In un precedente articolo vi avevamo già dato notizie sulla crescita del numero dei cristiani che si sta verificando in diverse parti del mondo. Stavolta è il caso della Francia. Qui si registra infatti l’aumento costante, negli ultimi dieci anni, delle richieste di diventare cattolici da parte di adolescenti e adulti, una crescita che, dal 2023, ha conosciuto un’accelerazione fino a trasformarsi, nel 2025, in un vero e proprio boom.
L’Appel décisif, ultima tappa del percorso verso l sacramenti (battesimo, cresima ed eucaristia), è stato celebrato domenica scorsa in numerose diocesi francesi, attirando l’attenzione dei media. Ciò perché nel 2015 i battezzati erano stati poco meno di 4.000 in tutto il Paese. L’anno scorso sono stati 17.800, di cui 10.384 adulti e oltre 7.400 adolescenti: il 48% in più rispetto al 2024. Per quest’anno si profila un nuovo aumento, che, se sarà superiore al 12% come pare, porterà il numero dei catecumeni a superare la soglia dei 20.000. Un numero sempre più sorprendente, che continua a interrogare molti osservatori, dentro e fuori la Chiesa. L’arcidiocesi di Parigi, insieme alle altre diocesi della provincia ecclesiastica, ha avviato lo scorso 25 gennaio un percorso di riflessione e consultazione in risposta all’aumento dei catecumeni, che prevede diversi appuntamenti fino alla seconda metà del 2027. Il primo nel suo genere.

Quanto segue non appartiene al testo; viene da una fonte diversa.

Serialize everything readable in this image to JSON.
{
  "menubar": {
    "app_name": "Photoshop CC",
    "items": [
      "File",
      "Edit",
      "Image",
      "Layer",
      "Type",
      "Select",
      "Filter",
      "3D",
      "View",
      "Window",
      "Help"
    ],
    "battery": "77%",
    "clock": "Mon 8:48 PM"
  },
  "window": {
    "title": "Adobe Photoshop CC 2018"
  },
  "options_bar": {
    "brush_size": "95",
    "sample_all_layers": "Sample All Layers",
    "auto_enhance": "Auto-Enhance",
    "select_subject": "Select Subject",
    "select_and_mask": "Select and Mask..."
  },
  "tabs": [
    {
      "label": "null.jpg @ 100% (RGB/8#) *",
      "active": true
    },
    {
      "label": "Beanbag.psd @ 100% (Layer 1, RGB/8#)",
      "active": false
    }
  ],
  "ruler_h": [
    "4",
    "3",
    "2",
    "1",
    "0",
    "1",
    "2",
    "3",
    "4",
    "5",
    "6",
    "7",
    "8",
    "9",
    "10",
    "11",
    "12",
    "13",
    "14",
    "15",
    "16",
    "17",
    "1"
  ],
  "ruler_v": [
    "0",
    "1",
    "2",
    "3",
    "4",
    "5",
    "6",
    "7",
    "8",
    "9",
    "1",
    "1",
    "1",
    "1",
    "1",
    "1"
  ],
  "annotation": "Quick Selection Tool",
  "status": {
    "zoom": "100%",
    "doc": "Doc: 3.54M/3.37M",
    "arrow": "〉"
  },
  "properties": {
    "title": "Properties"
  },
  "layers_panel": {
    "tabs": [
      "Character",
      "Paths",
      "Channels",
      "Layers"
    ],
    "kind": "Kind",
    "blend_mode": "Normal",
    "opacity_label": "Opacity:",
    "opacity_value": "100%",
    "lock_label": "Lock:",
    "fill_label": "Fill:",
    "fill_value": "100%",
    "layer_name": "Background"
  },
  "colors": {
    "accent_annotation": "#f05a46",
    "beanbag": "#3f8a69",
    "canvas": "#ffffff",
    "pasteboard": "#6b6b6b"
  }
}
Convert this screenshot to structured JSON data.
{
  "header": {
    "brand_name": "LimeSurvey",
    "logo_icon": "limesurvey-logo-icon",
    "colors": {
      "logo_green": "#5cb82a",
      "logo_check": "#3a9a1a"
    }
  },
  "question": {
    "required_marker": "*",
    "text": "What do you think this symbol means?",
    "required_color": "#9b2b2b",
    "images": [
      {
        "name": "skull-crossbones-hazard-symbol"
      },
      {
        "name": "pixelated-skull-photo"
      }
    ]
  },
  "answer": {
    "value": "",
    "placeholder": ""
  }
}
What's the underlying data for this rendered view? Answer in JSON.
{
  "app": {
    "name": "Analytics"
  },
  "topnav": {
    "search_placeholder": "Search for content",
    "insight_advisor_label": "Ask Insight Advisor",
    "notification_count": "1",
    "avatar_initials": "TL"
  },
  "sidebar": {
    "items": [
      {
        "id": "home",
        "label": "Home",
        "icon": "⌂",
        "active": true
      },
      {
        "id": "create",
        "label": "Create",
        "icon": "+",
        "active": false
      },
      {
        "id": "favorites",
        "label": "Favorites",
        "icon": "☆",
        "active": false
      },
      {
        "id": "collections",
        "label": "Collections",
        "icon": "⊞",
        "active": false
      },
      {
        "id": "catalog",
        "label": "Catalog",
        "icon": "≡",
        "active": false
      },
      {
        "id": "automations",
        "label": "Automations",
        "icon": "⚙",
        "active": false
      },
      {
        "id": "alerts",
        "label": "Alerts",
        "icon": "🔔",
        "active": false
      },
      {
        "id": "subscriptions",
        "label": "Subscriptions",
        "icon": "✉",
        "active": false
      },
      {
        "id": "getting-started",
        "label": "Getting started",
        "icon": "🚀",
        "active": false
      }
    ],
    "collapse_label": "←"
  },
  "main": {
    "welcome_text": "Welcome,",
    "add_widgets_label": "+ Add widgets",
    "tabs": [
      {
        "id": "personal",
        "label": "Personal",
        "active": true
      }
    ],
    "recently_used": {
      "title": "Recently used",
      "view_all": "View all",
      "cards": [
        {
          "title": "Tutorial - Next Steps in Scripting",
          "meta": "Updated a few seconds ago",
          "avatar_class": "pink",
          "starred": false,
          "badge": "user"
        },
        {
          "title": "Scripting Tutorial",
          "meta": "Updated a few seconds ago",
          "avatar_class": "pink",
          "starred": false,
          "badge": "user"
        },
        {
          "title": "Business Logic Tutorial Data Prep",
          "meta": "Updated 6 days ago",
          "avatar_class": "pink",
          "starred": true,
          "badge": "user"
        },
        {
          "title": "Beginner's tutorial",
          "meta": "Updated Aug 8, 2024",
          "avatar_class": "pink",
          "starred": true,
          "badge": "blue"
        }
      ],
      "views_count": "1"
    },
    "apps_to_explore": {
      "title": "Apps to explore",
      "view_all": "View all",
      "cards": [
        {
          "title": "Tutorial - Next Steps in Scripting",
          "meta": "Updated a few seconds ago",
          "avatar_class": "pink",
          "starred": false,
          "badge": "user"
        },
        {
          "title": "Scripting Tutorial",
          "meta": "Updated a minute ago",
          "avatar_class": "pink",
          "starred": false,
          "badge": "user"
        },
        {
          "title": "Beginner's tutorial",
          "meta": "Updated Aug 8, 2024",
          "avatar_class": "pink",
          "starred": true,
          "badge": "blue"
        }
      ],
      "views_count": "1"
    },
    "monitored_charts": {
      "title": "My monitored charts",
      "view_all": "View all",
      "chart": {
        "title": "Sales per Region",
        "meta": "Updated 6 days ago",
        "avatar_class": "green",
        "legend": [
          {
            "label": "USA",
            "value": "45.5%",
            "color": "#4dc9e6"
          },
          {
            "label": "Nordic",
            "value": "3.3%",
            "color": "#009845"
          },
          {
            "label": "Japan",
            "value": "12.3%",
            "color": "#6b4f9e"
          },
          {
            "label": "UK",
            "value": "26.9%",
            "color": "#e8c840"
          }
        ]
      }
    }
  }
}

«Nel giro di cinque anni, se questo fenomeno continua – ha dichiarato Benoît Bertrand, vescovo di una diocesi di Parigi – ci sarà una vera trasformazione delle nostre comunità cristiane. Saranno avviate molte iniziative, almeno nelle nostre diocesi dell’Île-de-France, quelle che alcuni chiamano “periferie invertite”. Sono loro che ci evangelizzeranno. Le periferie vengono incontro alle comunità cristiane e finiscono per trasformare i cuori. Tutti coloro che accompagnano i catecumeni ne sono già testimoni. Dio dona a ciascuno pensando a tutti; ognuno ne trae beneficio. E questa sarà una delle sfide del consiglio provinciale: accogliere e accompagnare i catecumeni e i neofiti, per poi trasformare i cristiani e le comunità».